Sen. Jim Justice, West Virginia Republican, is also opposed to the Senate proposal to lower the safe harbor limit and said he’d prefer the House’s approach in freezing provider tax rates.

Yet he wouldn’t go as far as to say he would vote against the legislation if the provision remains unchanged. He suggested he and other Republicans will ultimately have to compromise and accept some policies they don’t love to secure their larger priorities, like sweeping tax cuts.

“You may have to hold your nose on some things that you just absolutely don’t like, because we can’t like everything,” he said.

Mr. Scott wants more Medicaid reforms, specifically an end to the 90% share the federal government must contribute to states that expanded Obamacare. He would give states two years to adjust before the change takes effect.

Other senators are largely pleased with the way the bill is shaping up but are still pushing key tweaks.

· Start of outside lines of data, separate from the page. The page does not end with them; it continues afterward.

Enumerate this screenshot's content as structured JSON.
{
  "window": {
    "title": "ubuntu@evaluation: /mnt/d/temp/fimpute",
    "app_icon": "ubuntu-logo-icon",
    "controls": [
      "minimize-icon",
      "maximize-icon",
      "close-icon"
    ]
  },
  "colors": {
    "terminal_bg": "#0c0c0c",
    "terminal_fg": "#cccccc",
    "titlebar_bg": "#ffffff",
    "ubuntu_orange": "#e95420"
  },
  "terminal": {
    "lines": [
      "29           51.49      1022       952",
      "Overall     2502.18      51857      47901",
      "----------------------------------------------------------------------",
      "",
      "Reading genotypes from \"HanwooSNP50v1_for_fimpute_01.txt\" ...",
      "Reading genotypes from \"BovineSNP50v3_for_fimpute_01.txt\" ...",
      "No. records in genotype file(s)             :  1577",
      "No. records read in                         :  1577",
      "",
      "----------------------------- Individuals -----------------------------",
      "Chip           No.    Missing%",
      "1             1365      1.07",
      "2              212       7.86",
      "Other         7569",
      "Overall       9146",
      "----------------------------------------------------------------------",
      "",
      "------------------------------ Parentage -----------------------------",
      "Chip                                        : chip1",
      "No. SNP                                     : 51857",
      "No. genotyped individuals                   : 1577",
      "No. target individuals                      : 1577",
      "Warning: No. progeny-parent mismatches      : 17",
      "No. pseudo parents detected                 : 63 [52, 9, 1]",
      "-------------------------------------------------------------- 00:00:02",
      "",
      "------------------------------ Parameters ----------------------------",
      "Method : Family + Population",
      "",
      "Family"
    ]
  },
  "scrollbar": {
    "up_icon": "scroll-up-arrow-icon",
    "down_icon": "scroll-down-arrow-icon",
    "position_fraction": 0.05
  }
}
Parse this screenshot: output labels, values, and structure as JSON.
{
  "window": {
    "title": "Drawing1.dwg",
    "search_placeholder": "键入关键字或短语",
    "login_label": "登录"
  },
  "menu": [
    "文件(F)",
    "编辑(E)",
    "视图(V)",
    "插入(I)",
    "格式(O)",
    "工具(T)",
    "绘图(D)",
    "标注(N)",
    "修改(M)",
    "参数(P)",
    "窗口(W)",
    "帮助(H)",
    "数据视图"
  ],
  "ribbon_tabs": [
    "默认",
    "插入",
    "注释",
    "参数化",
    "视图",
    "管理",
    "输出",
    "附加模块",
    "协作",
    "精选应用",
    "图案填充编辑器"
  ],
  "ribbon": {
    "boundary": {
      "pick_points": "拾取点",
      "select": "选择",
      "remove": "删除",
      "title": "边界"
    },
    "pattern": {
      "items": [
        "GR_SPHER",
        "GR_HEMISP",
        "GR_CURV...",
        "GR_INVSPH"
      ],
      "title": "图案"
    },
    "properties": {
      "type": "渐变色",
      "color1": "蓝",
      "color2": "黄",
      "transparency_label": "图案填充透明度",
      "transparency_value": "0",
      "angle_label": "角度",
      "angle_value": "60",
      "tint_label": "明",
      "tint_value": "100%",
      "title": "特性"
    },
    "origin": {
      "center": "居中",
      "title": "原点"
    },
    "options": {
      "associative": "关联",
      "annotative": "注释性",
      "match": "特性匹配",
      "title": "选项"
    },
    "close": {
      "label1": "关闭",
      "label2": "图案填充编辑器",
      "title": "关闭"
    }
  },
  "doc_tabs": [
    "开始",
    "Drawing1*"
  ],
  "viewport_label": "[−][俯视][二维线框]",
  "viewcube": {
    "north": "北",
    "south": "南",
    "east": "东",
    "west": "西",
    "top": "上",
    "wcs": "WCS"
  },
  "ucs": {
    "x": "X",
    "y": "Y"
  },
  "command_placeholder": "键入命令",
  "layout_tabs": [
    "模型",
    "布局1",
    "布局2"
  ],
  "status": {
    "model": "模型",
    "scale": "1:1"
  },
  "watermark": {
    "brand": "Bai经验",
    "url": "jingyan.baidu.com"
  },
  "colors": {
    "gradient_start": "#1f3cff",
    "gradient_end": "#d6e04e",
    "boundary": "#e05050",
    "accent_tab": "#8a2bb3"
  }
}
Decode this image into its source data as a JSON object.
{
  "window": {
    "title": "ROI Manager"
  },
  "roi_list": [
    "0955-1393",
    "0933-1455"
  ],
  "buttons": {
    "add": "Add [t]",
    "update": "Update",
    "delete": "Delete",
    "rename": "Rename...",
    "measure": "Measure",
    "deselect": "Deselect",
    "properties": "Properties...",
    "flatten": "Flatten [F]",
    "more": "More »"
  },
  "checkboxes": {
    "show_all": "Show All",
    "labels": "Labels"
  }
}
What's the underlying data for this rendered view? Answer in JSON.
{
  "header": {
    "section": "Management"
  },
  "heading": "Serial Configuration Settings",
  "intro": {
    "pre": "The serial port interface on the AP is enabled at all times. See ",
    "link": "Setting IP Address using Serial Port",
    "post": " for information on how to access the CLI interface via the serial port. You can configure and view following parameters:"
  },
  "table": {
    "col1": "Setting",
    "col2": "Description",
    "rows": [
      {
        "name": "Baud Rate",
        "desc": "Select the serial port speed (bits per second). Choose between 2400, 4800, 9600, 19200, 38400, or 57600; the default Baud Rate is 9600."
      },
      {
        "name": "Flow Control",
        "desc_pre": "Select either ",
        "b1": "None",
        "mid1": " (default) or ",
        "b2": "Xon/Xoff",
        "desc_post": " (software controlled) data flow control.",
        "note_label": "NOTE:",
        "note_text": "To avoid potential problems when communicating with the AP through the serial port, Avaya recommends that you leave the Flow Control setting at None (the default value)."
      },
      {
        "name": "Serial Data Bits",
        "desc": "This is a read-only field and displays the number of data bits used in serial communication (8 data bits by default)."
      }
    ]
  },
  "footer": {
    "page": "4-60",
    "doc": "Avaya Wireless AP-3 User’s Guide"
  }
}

Sen. Tommy Tuberville, Alabama Republican, wants further changes to a proposal that would require states to contribute a share of food benefit costs under the Supplemental Nutrition Assistance Program if they have high rates of erroneous payments.

And Sen. Mike Rounds, South Dakota Republican, is pushing to tighten language letting government-owned spectrum be sold at auction for commercial use. He wants to ensure certain bands of spectrum are set aside solely for Defense Department use and said there’s a provision in the bill “which makes that questionable.”

Mr. Trump warned on Wednesday that any senator who votes against his signature bill will “be finished in politics.”

Mr. Johnson said he’s not worried, noting, “I’d be happy to be done with politics.”